Given $X$ a random variable in a Gamma distribution, $f(x ; \alpha,\beta)$, and:
$E(X) = \alpha \beta$
$Var(X) = \alpha \beta^2$
$\hat \alpha = $$\bar X \over \beta$
$\hat \beta = $$\frac {n \bar X^2} {\sum_{i=1}^n(X_i - \bar X)^2} $
Show that $\hat \alpha$ and $\hat \beta$ are consistent estimators.
I've spent pages and pages trying to work these into:
$$ E ((\hat \theta - \theta)^2) \to 0 \space as \space n \to \infty $$
e.g. trying to solve $ E ((\hat \beta - \beta)^2) \to 0 $ as $ n \to \infty $
but end up with pages of work often ending up with functions dependent on the other estimator, still not tending to 0 as $ n \to \infty$.
Is there any advice for solving these that somebody can give me? I feel like I'm missing a key trick.

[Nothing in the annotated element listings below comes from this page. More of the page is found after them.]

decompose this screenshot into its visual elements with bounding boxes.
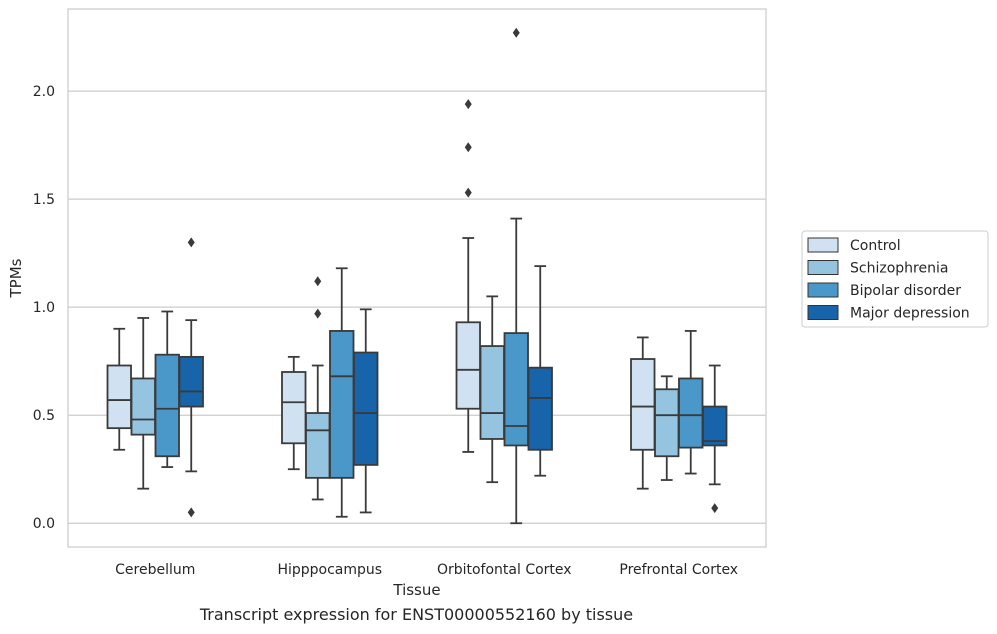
legend-swatch bbox=[807, 237, 839, 253]
box-iqr bbox=[106, 364, 132, 430]
outlier-point bbox=[512, 27, 520, 38]
x-tick-label: Cerebellum bbox=[115, 562, 195, 578]
outlier-point bbox=[187, 237, 195, 248]
legend-item: Schizophrenia bbox=[807, 260, 948, 277]
box-iqr bbox=[702, 405, 728, 447]
y-tick-label: 1.5 bbox=[33, 192, 55, 208]
y-axis-ticks: 0.0 0.5 1.0 1.5 2.0 bbox=[33, 84, 55, 532]
box-control bbox=[630, 336, 656, 490]
box-control bbox=[281, 355, 307, 471]
legend: Control Schizophrenia Bipolar disorder Majo… bbox=[801, 230, 989, 328]
y-axis-label: TPMs bbox=[7, 258, 25, 298]
chart-caption: Transcript expression for ENST0000055216… bbox=[199, 605, 634, 624]
box-iqr bbox=[503, 332, 529, 447]
legend-frame bbox=[801, 230, 989, 328]
box-iqr bbox=[281, 371, 307, 445]
box-major-depression bbox=[527, 265, 553, 477]
box-iqr bbox=[178, 355, 204, 408]
y-tick-label: 2.0 bbox=[33, 84, 55, 100]
x-axis-label: Tissue bbox=[392, 581, 440, 599]
box-iqr bbox=[479, 345, 505, 440]
box-control bbox=[455, 99, 481, 453]
outlier-point bbox=[464, 187, 472, 198]
box-iqr bbox=[630, 358, 656, 451]
legend-label: Major depression bbox=[850, 306, 970, 322]
x-axis-ticks: Cerebellum Hipppocampus Orbitofontal Corte… bbox=[115, 562, 738, 578]
legend-item: Bipolar disorder bbox=[807, 282, 961, 299]
box-iqr bbox=[455, 321, 481, 410]
box-schizophrenia bbox=[479, 295, 505, 484]
x-tick-label: Orbitofontal Cortex bbox=[437, 562, 572, 578]
legend-swatch bbox=[807, 282, 839, 298]
y-tick-label: 0.5 bbox=[33, 408, 55, 424]
box-schizophrenia bbox=[654, 375, 680, 481]
legend-item: Control bbox=[807, 237, 901, 254]
box-major-depression bbox=[353, 308, 379, 514]
box-bipolar-disorder bbox=[154, 310, 180, 468]
box-iqr bbox=[654, 388, 680, 458]
legend-label: Bipolar disorder bbox=[850, 283, 961, 299]
box-iqr bbox=[678, 377, 704, 449]
y-tick-label: 0.0 bbox=[33, 516, 55, 532]
box-major-depression bbox=[178, 237, 204, 518]
legend-item: Major depression bbox=[807, 305, 970, 322]
box-iqr bbox=[154, 353, 180, 458]
legend-swatch bbox=[807, 260, 839, 275]
box-bipolar-disorder bbox=[329, 267, 355, 518]
box-major-depression bbox=[702, 364, 728, 514]
box-iqr bbox=[329, 330, 355, 479]
box-iqr bbox=[527, 366, 553, 451]
box-iqr bbox=[130, 377, 156, 436]
x-tick-label: Hipppocampus bbox=[277, 562, 382, 578]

For the $\hat{\alpha}$ part it should be quite straight forward. For $$\hat{\beta} = \frac {\bar{X}^2} {\displaystyle \frac {1} {n} \sum_{i=1}^n (X_i - \bar{X})^2}$$ you may apply continuous mapping theorem: Note that both sample mean and sample variance are consistent estimator, and thus you can claim both the numerator and denominator converge to something in probability, and then apply the continuous mapping theorem to combine the result.